I normally enjoy non-fiction History books, especially those based on American History that expand my knowledge base of a subject. My interest in Lincoln peaked when about seven years ago, I took a trip to Washington, D.C. and visited both Ford's Theatre and the Petersen Boarding House, where Lincoln died. It was touring these landmarks and seeing artifacts from the assasination that made me want to learn more than what I was taught in school.
James L. Swanson's book Manhunt: The 12-Day Chase for Lincoln's Killer is very detailed and well researched. Swanson clearly explains Booth's motives and accompliaces, while building a time-line of the events. Swanson seems to have left no detail unexplored.
I feel like I gained a comprehensive understanding of the events in a way that would have taken an entire college semester to explore. These classes are a rare-find, so supplementary reading, like Manhunt, are required for those interested.
On the flip side, Swanson's book was nearly unbearably dry. I read it over the course of several months and it even accompanied me on two separate trips to Europe. It just didn't grip me, which is a huge failing for a story filled with so much intrigued and action. This failing falls to the way that Swanson presented the material, not the material itself. Booth and his cohorts are an electic bunch of characters and the actual History of the events is facinating.

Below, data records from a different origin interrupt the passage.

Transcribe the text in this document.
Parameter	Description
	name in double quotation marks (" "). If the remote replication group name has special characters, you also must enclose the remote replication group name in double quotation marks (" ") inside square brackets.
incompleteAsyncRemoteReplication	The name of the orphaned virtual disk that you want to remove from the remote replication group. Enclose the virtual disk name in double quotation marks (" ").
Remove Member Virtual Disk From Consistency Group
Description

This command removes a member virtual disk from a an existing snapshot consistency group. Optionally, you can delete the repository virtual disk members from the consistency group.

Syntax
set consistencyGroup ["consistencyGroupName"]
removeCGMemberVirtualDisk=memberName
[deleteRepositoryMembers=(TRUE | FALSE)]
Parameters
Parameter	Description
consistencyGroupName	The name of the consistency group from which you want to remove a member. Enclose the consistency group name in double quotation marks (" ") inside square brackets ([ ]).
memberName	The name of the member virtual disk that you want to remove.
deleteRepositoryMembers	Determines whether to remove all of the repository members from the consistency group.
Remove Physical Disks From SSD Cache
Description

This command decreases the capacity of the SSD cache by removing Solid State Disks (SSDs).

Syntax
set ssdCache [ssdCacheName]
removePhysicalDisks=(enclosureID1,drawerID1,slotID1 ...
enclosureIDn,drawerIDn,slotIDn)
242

Swanson's presentation fluctuated between hard facts and trying to presume the emotions that the Historical figures were feeling. In many parts the pressumption of emotions was melodramatic and silly. I felt like on a scholarly level, Swanson really knows his stuff and on a fundamental level, there was nothing wrong with his writing. However, I felt disconnected to his style and this made the book very difficult to finish.
You should definitely take the time to learn about the Booth manhunt, as it is a facinating part of American History. However, I cannot recommomend Swanson's book, as the most entertaining way to go about it. It's comprehensive, but painfully dull.